A good way to check classification predictions is the confusion matrix.To do thisconfusion_matrix()and pass it the actual labels and the predicted labels as parameters.

In [None]:
from sklearn.metrics import confusion_matrix

confusion_matrix(# add code here)

In [None]:
# Check which prediction classes were learnt by the model
knn.classes_

In [None]:
fig, ax = plt.subplots(figsize=(4, 4))

sb.heatmap(confusion_matrix(# add code here),
           annot=True, cmap="Blues", cbar=False, fmt=".0f",
           xticklabels=["Died", "Survived"],
           yticklabels=["Died", "Survived"])

# Decision Tree

https://scikit-learn.org/stable/modules/generated/sklearn.tree.DecisionTreeClassifier.html?highlight=decision%20tree#sklearn.tree.DecisionTreeClassifier

In [None]:
from sklearn.model_selection import train_test_split

# Train-test split
X_train, X_test, y_train, y_test = train_test_split(
    X, y,
    test_size=#add,
    random_state=0
) 

# Important!
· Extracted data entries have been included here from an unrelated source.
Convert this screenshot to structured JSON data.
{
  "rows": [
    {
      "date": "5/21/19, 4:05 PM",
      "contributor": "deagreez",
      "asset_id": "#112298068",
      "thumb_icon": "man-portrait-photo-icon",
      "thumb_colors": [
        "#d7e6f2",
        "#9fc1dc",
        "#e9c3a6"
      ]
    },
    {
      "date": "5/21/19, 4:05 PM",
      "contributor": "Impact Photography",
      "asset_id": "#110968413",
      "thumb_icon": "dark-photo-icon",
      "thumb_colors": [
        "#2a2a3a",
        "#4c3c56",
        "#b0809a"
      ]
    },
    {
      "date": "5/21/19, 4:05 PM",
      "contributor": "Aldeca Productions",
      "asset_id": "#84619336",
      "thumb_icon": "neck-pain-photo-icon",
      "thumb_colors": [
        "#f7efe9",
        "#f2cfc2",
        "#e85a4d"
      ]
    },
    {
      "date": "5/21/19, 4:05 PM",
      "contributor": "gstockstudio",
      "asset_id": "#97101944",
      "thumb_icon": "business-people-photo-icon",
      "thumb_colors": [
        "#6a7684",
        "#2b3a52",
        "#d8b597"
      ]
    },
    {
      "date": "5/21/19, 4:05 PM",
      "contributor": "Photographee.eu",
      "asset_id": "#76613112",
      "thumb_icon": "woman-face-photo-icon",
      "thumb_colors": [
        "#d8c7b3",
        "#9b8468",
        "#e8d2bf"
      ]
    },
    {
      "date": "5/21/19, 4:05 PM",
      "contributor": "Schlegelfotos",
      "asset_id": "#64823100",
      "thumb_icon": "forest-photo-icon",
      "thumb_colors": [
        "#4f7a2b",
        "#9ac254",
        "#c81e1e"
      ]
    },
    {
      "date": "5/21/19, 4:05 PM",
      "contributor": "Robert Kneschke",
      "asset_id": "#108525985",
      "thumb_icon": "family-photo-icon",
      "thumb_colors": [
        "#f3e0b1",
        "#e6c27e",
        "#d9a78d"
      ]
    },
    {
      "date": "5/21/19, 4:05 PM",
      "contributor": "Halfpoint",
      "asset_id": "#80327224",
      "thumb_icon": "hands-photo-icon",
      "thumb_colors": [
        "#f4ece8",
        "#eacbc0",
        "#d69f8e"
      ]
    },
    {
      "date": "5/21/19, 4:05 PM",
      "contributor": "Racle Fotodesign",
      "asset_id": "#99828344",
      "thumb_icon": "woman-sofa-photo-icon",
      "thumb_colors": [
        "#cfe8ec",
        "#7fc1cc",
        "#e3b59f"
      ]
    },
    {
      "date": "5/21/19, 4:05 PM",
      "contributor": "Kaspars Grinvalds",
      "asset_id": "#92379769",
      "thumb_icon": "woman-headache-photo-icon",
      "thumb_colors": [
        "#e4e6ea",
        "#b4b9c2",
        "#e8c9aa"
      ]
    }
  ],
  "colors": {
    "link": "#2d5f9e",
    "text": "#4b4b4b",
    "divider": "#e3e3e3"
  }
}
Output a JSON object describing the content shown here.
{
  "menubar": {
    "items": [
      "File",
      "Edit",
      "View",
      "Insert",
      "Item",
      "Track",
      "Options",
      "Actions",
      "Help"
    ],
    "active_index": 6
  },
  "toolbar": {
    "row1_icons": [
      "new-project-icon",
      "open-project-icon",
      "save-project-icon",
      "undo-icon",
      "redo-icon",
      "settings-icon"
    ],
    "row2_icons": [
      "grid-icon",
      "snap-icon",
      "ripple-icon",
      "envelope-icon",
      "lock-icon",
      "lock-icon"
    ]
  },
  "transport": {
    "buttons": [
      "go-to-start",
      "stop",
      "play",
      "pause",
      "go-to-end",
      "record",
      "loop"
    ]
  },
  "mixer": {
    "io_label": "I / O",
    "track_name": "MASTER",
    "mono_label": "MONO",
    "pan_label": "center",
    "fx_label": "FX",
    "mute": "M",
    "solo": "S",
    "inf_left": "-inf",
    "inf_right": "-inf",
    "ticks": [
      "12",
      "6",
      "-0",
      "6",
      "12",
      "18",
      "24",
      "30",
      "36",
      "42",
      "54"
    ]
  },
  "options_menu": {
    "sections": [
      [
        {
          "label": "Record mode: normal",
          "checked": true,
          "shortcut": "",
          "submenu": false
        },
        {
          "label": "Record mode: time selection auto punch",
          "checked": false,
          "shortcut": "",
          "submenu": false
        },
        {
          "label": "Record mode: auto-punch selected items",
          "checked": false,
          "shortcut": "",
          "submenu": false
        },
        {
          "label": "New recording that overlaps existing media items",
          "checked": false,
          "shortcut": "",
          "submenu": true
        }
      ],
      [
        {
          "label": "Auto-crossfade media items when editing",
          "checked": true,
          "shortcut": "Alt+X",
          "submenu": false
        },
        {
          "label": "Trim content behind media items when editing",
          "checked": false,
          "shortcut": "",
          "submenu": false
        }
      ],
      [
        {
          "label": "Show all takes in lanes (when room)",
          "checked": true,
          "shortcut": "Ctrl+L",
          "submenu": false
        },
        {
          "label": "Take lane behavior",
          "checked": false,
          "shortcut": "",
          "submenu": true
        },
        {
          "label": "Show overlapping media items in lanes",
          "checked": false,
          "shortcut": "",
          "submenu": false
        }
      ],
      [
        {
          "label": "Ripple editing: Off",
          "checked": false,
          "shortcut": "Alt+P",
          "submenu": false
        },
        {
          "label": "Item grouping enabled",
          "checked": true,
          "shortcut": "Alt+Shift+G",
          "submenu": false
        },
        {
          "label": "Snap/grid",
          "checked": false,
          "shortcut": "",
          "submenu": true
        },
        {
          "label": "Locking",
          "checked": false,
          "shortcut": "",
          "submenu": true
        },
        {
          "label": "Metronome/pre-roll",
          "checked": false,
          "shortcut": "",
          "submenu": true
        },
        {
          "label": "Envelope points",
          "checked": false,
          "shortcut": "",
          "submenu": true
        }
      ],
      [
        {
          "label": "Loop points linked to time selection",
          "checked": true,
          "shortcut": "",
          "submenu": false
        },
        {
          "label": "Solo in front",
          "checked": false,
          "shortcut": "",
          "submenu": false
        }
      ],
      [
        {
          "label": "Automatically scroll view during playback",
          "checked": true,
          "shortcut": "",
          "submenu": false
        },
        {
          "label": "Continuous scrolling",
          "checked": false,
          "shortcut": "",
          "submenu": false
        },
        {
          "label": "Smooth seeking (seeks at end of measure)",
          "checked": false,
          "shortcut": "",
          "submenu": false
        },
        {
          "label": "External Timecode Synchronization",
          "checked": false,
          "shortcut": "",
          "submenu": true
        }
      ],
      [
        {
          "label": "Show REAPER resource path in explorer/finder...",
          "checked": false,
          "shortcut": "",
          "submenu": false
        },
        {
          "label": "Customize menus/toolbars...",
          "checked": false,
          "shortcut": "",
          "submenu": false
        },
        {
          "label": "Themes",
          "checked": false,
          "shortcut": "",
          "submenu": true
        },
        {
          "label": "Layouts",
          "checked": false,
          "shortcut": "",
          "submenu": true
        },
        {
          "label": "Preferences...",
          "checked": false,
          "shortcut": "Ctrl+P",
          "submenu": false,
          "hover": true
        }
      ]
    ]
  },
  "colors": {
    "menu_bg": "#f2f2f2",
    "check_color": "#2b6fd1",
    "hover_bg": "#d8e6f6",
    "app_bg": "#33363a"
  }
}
Decision trees need no data scaling!!

In [None]:
X_train.head()

### First train a decision tree WITHOUT setting any parameters!

In [None]:
from sklearn.tree import DecisionTreeClassifier

tree = DecisionTreeClassifier()  # do NOT add any parameters here --> we will use the default settings
tree.fit(# add code here)

In [None]:
# Now let's make some predictions...
prediction_survival = ...

In [None]:
fig, ax = plt.subplots(figsize=(4, 4))

sb.heatmap(confusion_matrix(y_train, prediction_survival),
           annot=True, cmap="Blues", cbar=False, fmt=".0f",
           xticklabels=["Died", "Survived"],
           yticklabels=["Died", "Survived"])

### Evaluation:
Looks like the model is pretty good. What else would we need to check to be sure?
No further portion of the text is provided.